Our very first reader submission comes from Robin, who suggested I look at the library of maps available from Moon Travel Guides. There are a lot to choose from, but this one stood out as I browsed through:
Your geography lesson for today: Monteverde is a small town in Costa Rica, popular with ecotourists (thanks Wikipedia).
Biggest problem: No legend. This may or may not be remedied in the context of the guide in which the map is published (perhaps there’s a master legend at the front of the book), but this map is provided on the website without a guide, and needs to work in that capacity. So, let’s figure out the legend.
There appear to me to be eight different point symbols used on the map. There are stars, circles, squares, triangles with the points up, triangles with the points down, and pictures of moons. There’s also an unmarked symbol for a gas station at one point, and one of a church that says, “Church.”
I am guessing the stars mean different points of interest? There’s the “Natural Valley Nature Trail,” the “Monteverde Nature Center and Butterfly Gardens,” and the “Cheese Factory.” I cannot fathom what these all have in common other than perhaps they’re places tourists like to go. If you’re into cheese factories.
Then there are squares. These are labeled with things like “Monteverde Institute,” and, my favorite, “Friend’s Meeting House.” I’m guessing they mean it’s a Quaker meeting house, but the badly misused apostrophe makes me wonder if it’s just a house owned by the mapmaker’s buddy. “Yeah, I know this guy who has a sweet house down in Monteverde. We should totally meet down there. It’s near the Cheese Factory.” Grammar aside, it’s hard to tell what all the things labeled with squares have in common, that they do not have in common with the stars. Let’s just call it “things less interesting than the Cheese Factory.” We’re talking internet cafes, bullrings, and a toll booth.
There are circles (more or less – they seem rather deformed at certain points, but not enough that I think they’re different symbols than the circles), too. The labels suggest these are all hotels or other lodgings.
The triangle, with point up, is on the far right edge of the map, marking Cerro Amigos (1,842m) – a mountain.

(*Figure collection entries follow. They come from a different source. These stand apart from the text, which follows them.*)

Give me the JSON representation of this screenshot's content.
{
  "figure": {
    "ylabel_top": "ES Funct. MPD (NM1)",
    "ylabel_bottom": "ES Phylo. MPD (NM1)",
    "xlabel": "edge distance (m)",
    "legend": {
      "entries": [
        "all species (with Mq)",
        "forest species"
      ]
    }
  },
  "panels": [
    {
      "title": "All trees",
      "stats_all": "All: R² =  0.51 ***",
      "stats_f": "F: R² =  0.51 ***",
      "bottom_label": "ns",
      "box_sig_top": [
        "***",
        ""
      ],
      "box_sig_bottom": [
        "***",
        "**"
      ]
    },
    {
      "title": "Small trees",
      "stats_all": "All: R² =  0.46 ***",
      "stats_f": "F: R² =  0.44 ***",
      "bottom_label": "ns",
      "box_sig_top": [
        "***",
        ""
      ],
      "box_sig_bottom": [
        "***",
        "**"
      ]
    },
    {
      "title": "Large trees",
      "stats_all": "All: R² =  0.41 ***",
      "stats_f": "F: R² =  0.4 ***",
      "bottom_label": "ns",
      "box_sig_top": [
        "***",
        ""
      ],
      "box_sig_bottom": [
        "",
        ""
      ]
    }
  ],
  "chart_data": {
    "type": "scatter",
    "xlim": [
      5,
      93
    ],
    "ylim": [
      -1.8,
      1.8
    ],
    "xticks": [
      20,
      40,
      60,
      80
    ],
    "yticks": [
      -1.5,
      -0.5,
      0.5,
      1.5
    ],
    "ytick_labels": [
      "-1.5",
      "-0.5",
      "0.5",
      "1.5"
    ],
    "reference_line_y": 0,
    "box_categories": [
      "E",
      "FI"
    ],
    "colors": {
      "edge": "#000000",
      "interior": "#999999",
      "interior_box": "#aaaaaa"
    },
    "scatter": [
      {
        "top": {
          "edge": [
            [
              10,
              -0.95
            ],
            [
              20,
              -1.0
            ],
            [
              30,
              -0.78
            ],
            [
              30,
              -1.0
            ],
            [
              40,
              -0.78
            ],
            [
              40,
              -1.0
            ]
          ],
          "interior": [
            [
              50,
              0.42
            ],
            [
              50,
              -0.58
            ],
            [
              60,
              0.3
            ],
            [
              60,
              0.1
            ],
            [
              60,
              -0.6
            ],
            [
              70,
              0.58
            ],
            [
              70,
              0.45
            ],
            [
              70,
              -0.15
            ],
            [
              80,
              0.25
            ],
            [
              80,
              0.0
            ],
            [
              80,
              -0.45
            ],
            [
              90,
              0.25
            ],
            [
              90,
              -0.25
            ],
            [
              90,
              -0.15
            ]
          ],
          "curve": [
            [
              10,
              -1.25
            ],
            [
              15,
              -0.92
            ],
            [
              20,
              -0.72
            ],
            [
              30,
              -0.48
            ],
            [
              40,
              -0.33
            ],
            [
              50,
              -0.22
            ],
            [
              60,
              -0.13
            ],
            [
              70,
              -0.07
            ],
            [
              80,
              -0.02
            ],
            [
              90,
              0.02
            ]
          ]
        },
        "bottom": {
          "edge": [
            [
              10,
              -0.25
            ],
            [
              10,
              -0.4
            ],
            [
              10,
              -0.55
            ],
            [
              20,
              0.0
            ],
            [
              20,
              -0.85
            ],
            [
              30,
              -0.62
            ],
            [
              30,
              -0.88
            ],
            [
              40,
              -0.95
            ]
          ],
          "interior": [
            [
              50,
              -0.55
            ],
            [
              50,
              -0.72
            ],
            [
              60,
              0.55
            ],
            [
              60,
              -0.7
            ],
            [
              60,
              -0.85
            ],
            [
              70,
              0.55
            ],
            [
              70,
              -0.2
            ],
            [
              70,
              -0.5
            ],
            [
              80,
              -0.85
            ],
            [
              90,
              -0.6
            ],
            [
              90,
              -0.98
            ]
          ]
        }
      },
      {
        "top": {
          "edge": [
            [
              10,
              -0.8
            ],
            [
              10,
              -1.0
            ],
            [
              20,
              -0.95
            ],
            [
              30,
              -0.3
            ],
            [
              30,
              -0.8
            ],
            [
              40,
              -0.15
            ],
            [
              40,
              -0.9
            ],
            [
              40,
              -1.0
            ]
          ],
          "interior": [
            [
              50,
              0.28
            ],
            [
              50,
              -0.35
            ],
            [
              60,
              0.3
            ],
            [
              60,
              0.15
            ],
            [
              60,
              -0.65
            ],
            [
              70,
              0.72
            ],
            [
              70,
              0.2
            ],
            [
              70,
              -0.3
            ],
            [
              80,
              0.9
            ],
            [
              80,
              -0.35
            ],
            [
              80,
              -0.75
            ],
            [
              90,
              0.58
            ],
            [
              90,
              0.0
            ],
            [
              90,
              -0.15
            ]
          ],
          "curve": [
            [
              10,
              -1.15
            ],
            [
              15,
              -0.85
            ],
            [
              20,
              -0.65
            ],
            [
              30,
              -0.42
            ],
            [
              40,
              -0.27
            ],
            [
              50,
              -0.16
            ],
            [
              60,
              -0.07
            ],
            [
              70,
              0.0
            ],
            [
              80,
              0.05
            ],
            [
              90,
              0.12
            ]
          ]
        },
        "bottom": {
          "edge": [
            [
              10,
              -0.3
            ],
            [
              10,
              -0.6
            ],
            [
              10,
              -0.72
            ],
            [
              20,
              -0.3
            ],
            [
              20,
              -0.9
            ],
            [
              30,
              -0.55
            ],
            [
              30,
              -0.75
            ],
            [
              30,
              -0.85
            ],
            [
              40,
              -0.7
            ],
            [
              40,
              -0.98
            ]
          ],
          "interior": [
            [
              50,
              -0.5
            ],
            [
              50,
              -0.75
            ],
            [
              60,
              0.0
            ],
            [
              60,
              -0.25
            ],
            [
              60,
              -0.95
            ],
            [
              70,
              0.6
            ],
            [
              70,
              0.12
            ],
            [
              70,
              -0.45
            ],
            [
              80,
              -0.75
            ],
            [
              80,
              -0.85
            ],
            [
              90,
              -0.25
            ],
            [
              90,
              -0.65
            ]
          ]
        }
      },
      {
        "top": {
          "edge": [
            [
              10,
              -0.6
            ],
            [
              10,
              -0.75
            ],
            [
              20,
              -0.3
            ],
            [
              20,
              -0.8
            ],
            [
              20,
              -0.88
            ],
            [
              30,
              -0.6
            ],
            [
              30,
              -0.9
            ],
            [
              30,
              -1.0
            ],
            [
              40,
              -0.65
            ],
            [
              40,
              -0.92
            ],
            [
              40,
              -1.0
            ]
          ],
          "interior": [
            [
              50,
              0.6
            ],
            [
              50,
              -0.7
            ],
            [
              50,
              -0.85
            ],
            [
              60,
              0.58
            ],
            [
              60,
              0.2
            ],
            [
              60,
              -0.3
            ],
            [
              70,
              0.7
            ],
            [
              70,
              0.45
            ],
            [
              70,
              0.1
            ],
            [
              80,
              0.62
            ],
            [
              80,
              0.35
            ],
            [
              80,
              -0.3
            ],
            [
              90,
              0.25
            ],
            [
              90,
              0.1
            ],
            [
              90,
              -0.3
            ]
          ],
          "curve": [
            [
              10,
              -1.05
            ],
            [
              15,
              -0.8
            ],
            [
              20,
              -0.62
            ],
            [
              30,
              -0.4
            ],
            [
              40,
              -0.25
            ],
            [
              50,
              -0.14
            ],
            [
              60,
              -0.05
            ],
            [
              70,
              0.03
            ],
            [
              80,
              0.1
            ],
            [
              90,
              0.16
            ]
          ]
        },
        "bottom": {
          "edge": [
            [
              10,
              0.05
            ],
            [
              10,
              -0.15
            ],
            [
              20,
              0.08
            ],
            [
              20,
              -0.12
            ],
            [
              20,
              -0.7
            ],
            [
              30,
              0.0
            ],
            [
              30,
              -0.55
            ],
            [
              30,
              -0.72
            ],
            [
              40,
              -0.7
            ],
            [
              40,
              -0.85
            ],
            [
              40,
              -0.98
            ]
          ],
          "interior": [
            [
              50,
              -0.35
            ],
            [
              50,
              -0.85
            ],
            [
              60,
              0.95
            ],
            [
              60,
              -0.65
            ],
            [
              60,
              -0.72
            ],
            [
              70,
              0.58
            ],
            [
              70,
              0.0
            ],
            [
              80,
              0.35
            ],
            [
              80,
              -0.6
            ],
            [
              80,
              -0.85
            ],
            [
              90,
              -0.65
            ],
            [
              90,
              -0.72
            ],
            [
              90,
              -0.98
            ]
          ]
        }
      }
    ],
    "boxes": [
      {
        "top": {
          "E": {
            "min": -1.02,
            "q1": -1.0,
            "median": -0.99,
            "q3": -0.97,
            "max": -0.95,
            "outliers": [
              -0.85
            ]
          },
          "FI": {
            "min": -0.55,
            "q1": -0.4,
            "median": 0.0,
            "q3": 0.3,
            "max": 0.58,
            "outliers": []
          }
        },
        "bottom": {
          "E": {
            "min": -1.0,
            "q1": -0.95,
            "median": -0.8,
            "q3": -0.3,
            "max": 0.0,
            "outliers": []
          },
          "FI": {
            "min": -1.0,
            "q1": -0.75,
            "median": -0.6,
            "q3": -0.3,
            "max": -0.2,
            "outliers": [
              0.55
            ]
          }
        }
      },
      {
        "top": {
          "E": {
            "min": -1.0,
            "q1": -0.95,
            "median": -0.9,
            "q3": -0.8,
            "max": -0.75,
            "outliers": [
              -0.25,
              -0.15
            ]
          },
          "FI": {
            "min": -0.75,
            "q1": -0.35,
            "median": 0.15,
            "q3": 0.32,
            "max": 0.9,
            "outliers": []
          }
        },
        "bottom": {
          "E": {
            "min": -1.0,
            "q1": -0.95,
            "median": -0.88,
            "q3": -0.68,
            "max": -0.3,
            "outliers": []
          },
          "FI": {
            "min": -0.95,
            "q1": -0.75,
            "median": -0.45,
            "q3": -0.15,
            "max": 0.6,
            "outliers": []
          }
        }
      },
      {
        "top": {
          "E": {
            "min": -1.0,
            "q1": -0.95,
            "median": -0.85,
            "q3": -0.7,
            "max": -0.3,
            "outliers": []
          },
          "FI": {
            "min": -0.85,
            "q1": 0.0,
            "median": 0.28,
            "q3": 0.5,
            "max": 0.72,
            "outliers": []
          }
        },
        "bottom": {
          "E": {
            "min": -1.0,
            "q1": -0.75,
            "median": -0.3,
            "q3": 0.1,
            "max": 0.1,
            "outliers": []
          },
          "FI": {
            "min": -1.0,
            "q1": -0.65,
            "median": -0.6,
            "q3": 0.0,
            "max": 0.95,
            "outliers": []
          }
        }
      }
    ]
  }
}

The triangles with points down, while looking dangerously like mountains seem like places to eat: Johnny’s Pizzeria, Cafe Monteverde. But there’s also an amphitheater? Maybe it serves food.
These triangles are problematic. A square is different from a circle – and so we look at the map and say, “these must be categorically different things!” If you see squares and circles, but two kinds of triangles, your brain starts thinking, “these triangles must be more closely related to each other than they are to the circles or squares!” But I’m pretty sure food and mountain are not too connected. So, a different shape is advisable here.
Finally, there are the moon symbols. These mark towns, I believe. This symbol is apparently the company logo, and using it to mark cities makes roughly no sense. They’re trying to be cute. Cute is one way bad maps happen. Also, I just noticed that the nature reserve on the far right of the map, also uses a moon. I’m pretty sure that’s not a city. So, moon symbols in our theoretical legend should be marked as, “Towns, Cities, and Nature.”
This is why they make legends. So that I don’t have to spend several minutes figuring this out, with a chance of getting it wrong.
The author is rather inconsistent in how detailed a label they apply to symbols. One square is marked “Bank” and another “Massage.” But some list the specific business name: “Desafio Tours.” I am open to hearing an argument that there is a scheme behind this, but I’m not sure.
Also, most all the type on this map is in caps. Maybe they think everything in Monteverde is important. Caps are good for making things stand out. Unless everything is in caps, in which case nothing stands out. Good work. Setting a few letters in lowercase here and there will probably help the map look more professional, less…aggressive and in your face, for lack of a better description. Less like a five year old pulling on your arm and saying, “HEY LOOK AT THE POST OFFICE OVER HERE.”
One Nice Thing: They did use different shapes to represent categorically different things, so that’s a good use of shape. They could have used dot size, which would be a bad idea, because size is orderable, and “Points of Interest,” “Restaurants,” etc. are not. Shape is a good choice for these non-orderable things.
I’ve got to run, and I’ve run on too long, methinks. I’ll leave the rest to you, for this one. I’m on vacation at the moment (not in Monteverde – sadly, no Cheese Factory around here), so things may be slow around here for a week or so. Meanwhile, I hope you will all continue to send me bad maps you may find.